This What to Watch Wednesday, we find ourselves in the middle of a week with more than a hint of absurdity, crusaders. So, I can’t think of a better moment for a touch of madness with some actual method. With that, I present the National Geographic mini-series, “Genius.”
In the history of humanity, there are few figures who are as universally known for their intelligence as Albert Einstein. I’m not saying he was the most brilliant (or that he wasn’t), but I am saying that no one else’s surname is quite so literally synonymous with genius. So the name for this series, which chronicles Einstein’s dramatic journey from a struggling but brilliant student in Germany (portrayed by Johnny Flynn) to a world-renowned, Nobel prize winning physicist (portrayed by Geoffrey Rush) here in the United States, is truly fitting.

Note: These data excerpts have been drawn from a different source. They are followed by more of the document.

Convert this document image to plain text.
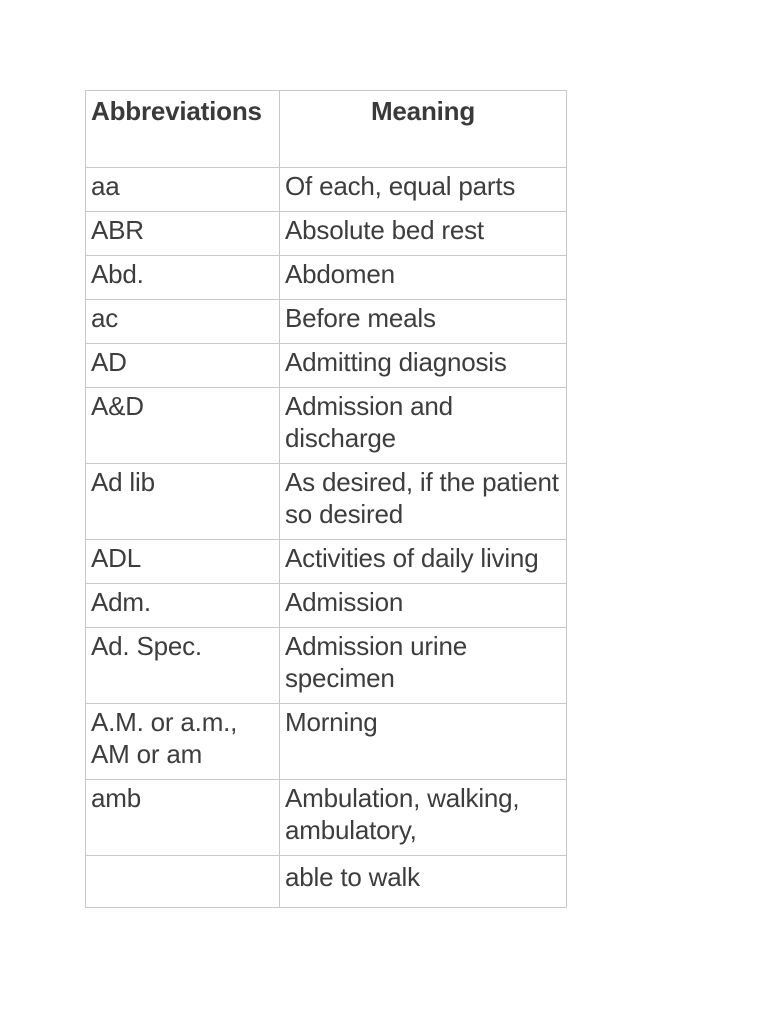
Abbreviations	Meaning
aa	Of each, equal parts
ABR	Absolute bed rest
Abd.	Abdomen
ac	Before meals
AD	Admitting diagnosis
A&D	Admission and discharge
Ad lib	As desired, if the patient so desired
ADL	Activities of daily living
Adm.	Admission
Ad. Spec.	Admission urine specimen
A.M. or a.m., AM or am	Morning
amb	Ambulation, walking, ambulatory,
	able to walk
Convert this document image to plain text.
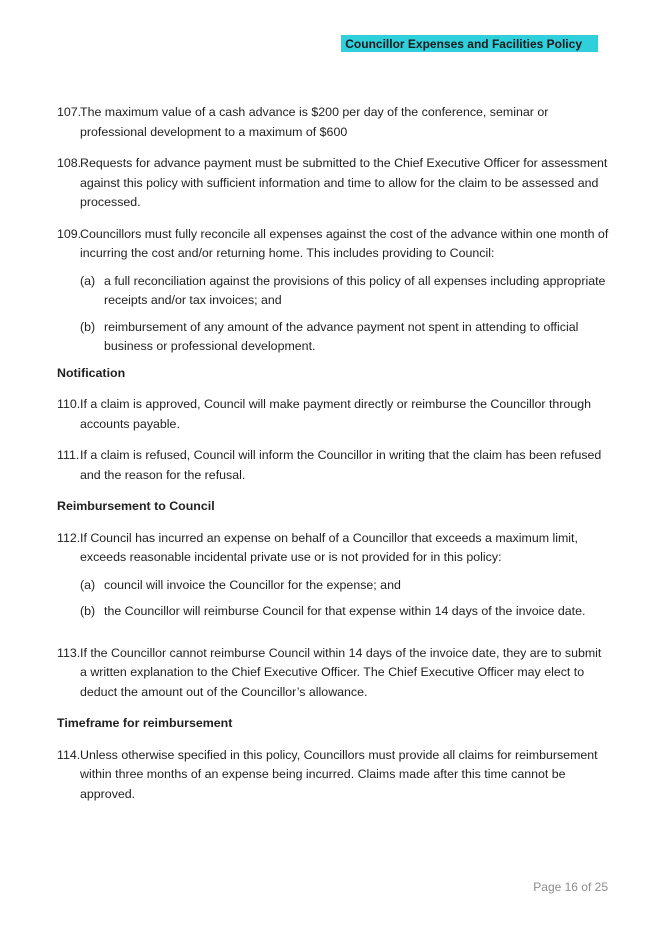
Councillor Expenses and Facilities Policy
107.
The maximum value of a cash advance is $200 per day of the conference, seminar or professional development to a maximum of $600
108.
Requests for advance payment must be submitted to the Chief Executive Officer for assessment against this policy with sufficient information and time to allow for the claim to be assessed and processed.
109.
Councillors must fully reconcile all expenses against the cost of the advance within one month of incurring the cost and/or returning home. This includes providing to Council:
(a) a full reconciliation against the provisions of this policy of all expenses including appropriate receipts and/or tax invoices; and
(b) reimbursement of any amount of the advance payment not spent in attending to official business or professional development.
Notification
110. If a claim is approved, Council will make payment directly or reimburse the Councillor through accounts payable.
111. If a claim is refused, Council will inform the Councillor in writing that the claim has been refused and the reason for the refusal.
Reimbursement to Council
112. If Council has incurred an expense on behalf of a Councillor that exceeds a maximum limit, exceeds reasonable incidental private use or is not provided for in this policy:
(a) council will invoice the Councillor for the expense; and
(b) the Councillor will reimburse Council for that expense within 14 days of the invoice date.
113. If the Councillor cannot reimburse Council within 14 days of the invoice date, they are to submit a written explanation to the Chief Executive Officer. The Chief Executive Officer may elect to deduct the amount out of the Councillor’s allowance.
Timeframe for reimbursement
114. Unless otherwise specified in this policy, Councillors must provide all claims for reimbursement within three months of an expense being incurred. Claims made after this time cannot be approved.
Page 16 of 25
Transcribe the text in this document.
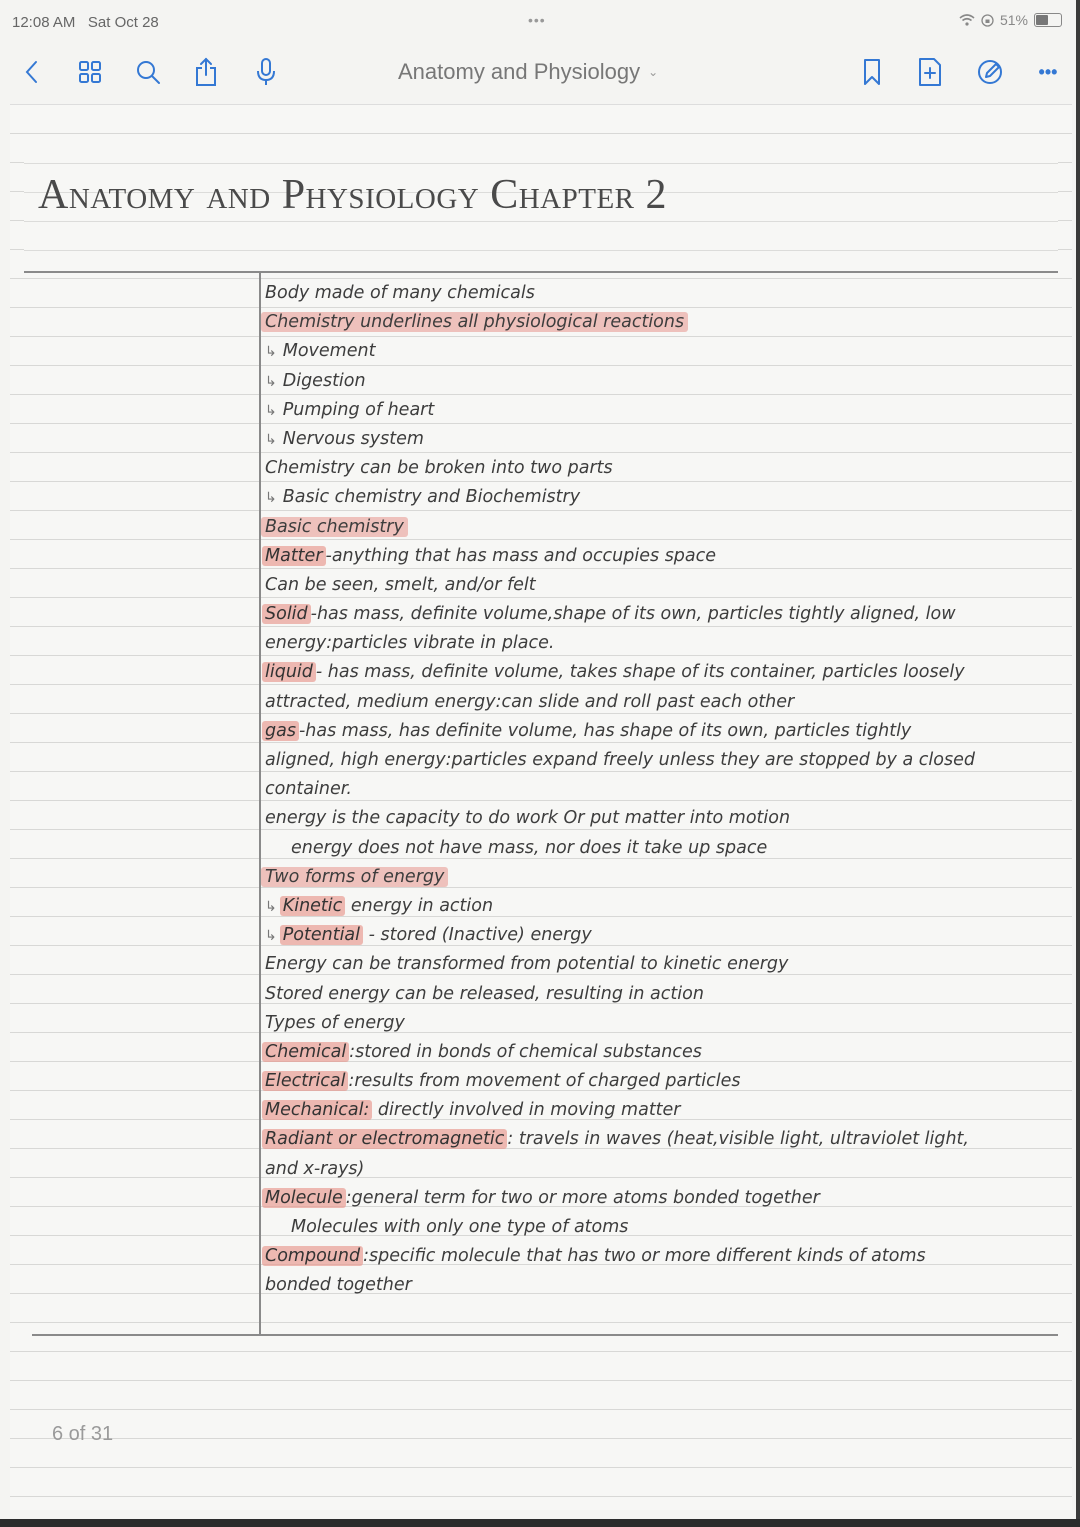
12:08 AM Sat Oct 28	•••	51%
Anatomy and Physiology ⌄	•••
Anatomy and Physiology Chapter 2
Body made of many chemicals
Chemistry underlines all physiological reactions
↳ Movement
↳ Digestion
↳ Pumping of heart
↳ Nervous system
Chemistry can be broken into two parts
↳ Basic chemistry and Biochemistry
Basic chemistry
Matter -anything that has mass and occupies space
Can be seen, smelt, and/or felt
Solid -has mass, definite volume,shape of its own, particles tightly aligned, low
energy:particles vibrate in place.
liquid - has mass, definite volume, takes shape of its container, particles loosely
attracted, medium energy:can slide and roll past each other
gas -has mass, has definite volume, has shape of its own, particles tightly
aligned, high energy:particles expand freely unless they are stopped by a closed
container.
energy is the capacity to do work Or put matter into motion
energy does not have mass, nor does it take up space
Two forms of energy
↳ Kinetic energy in action
↳ Potential - stored (Inactive) energy
Energy can be transformed from potential to kinetic energy
Stored energy can be released, resulting in action
Types of energy
Chemical :stored in bonds of chemical substances
Electrical :results from movement of charged particles
Mechanical: directly involved in moving matter
Radiant or electromagnetic : travels in waves (heat,visible light, ultraviolet light,
and x-rays)
Molecule :general term for two or more atoms bonded together
Molecules with only one type of atoms
Compound :specific molecule that has two or more different kinds of atoms
bonded together
6 of 31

In addition to being beautifully shot (the debut was directed by Ron Howard), excellently acted, and an excellent history lesson/reminder of the political and societal climates that led to both World Wars, it also paints an accessible picture of this remarkable man.
Yes, Albert Einstein was brilliant and redefined the world of science, but even for those of us who don’t understand the precise math or quantum theory involved, what we see in “Genius” is fairly simple to comprehend: Albert Einstein was a man who did not accept not knowing the answers to his questions. He was curious and that curiosity didn’t just drive him, it defined him. He did not accept not knowing.
And it feels like the right time for a show about knowing and understanding (a five-minute Google spree does not count) and not settling for anything less than the truth…not to mention the science of it all.
It’s not yet been decided whether this series will go on to be an anthology that explores the genius of other great thinkers and creators, but this fan of logic and reason would certainly like to see more. In the meantime, there’s still plenty of time to catch up with this fantastic story and check it out: Tuesdays 9ET/8CT on National Geographic.